Jean Fautrier, la rétrospective éclairante =6=

« Mais que dire d’un Braque ou d’un Fautrier qui tout à la fois, d’un même mouvement, montrent et ne montrent pas, invitent et refusent, forment la clarté et l’éteignent, donnent le sens – et c’est un autre sens qui est le bon. Que dire sinon qu’avec eux commence et se fonde une peinture, qu’il faudrait appeler la peinture de la part obscure ou du contresens. »

Jean Paulhan (dossier de presse de l’expo).

Dans la suite égrenée – comme par des sommations gutturales ou des coups de feu énigmatiques dans la forêt de Châtenay-Malabry – des tableaux, sculptures et dessins de Jean Fautrier, s’énonce une recherche, une expérimentation constantes sur ce qu’est ou pourrait être la peinture, un art apparaissant désormais peut-être « en voie de disparition », menacé par la vidéo (comme la peinture figurative le fut par la photographie) ou d’autres techniques numériques et insaisissables, voire des « installations » aussi inventives parfois que dérisoires en certaines circonstances.

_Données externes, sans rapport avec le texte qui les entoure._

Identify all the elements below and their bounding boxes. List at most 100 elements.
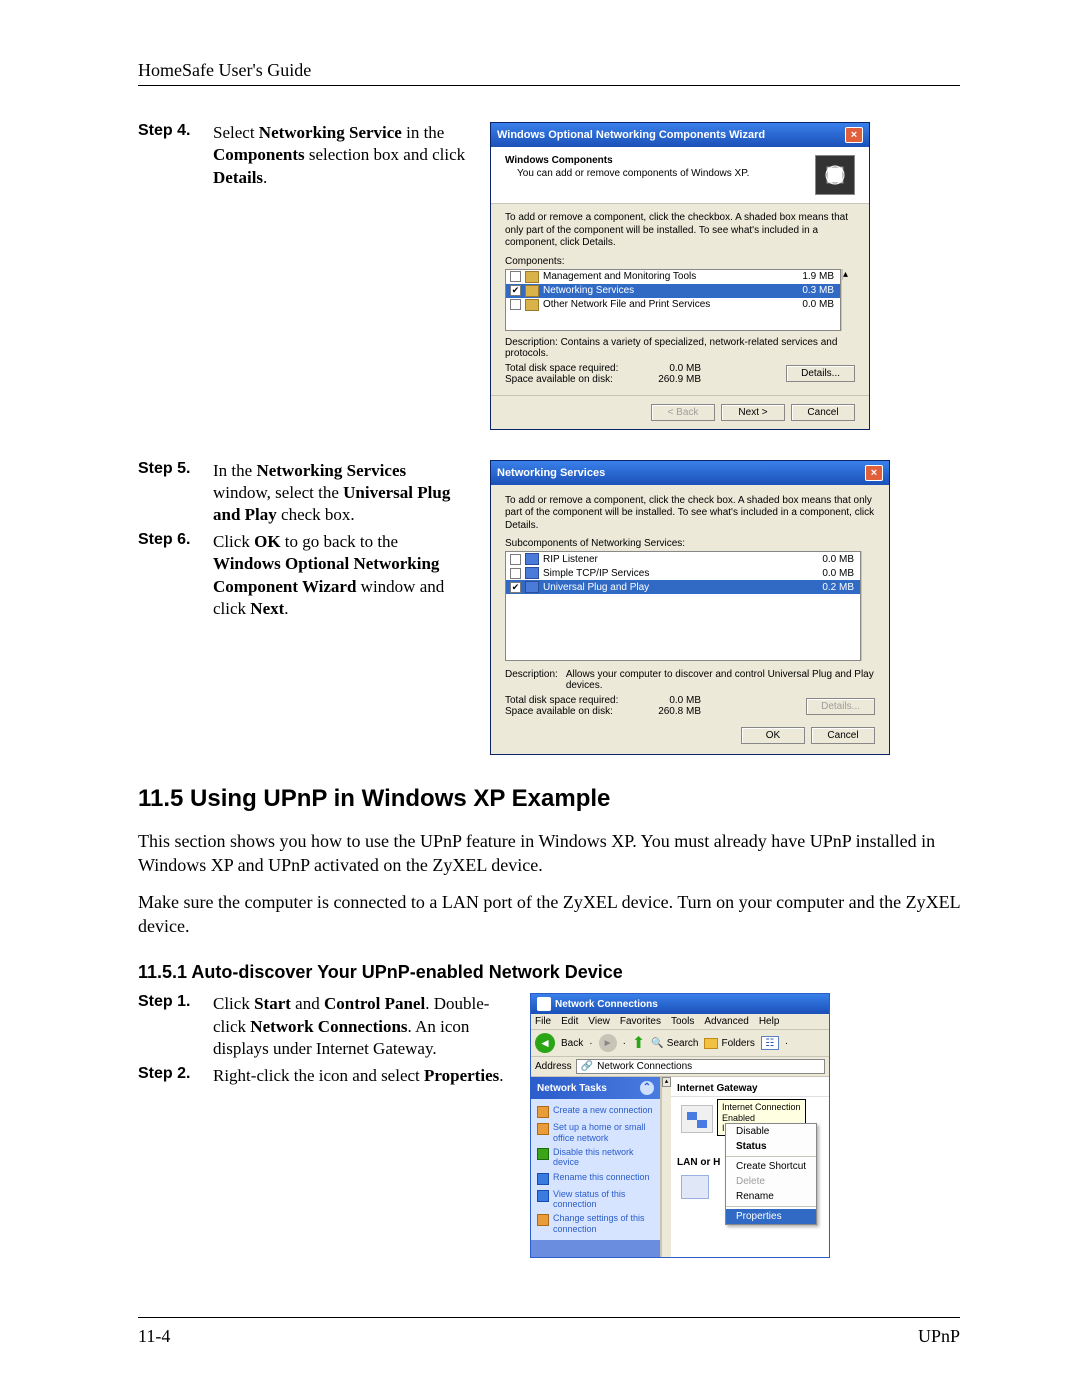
menubar[interactable]: File Edit View Favorites Tools Advanced … xyxy=(531,1014,829,1030)
desc-text: Allows your computer to discover and con… xyxy=(566,669,875,691)
menu-file[interactable]: File xyxy=(535,1016,551,1027)
wizard-instruction: To add or remove a component, click the … xyxy=(505,212,855,250)
close-icon[interactable]: × xyxy=(865,465,883,481)
task-item[interactable]: Disable this network device xyxy=(537,1145,654,1170)
lan-header: LAN or H xyxy=(677,1157,720,1168)
checkbox-icon[interactable] xyxy=(510,299,521,310)
wizard-titlebar[interactable]: Windows Optional Networking Components W… xyxy=(491,123,869,147)
disk-req-val: 0.0 MB xyxy=(645,363,701,374)
menu-advanced[interactable]: Advanced xyxy=(704,1016,748,1027)
doc-header: HomeSafe User's Guide xyxy=(138,60,960,81)
task-icon xyxy=(537,1190,549,1202)
cm-properties[interactable]: Properties xyxy=(726,1209,816,1224)
up-icon[interactable]: ⬆ xyxy=(632,1033,645,1053)
next-button[interactable]: Next > xyxy=(721,404,785,421)
back-icon[interactable]: ◄ xyxy=(535,1033,555,1053)
list-item[interactable]: Universal Plug and Play 0.2 MB xyxy=(506,580,860,594)
cm-shortcut[interactable]: Create Shortcut xyxy=(726,1159,816,1174)
lan-icon[interactable] xyxy=(681,1175,709,1199)
task-icon xyxy=(537,1123,549,1135)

La confrontation manuelle avec les « pâtes », les différentes matières picturales utilisées, la subjectivité totale (mais portant à l’universalisme) se mêlent ici avec la quête de la lumière, extérieure ou intérieure, avec ce vacillement perceptible, dans chaque œuvre de Jean Fautrier, identique ou presque à la flamme d’une bougie même sans le vent venu du dehors.

Et la nuit, de ses pigments, mitraille dans tous les sens : ses victimes sont aussi de simples dormeurs.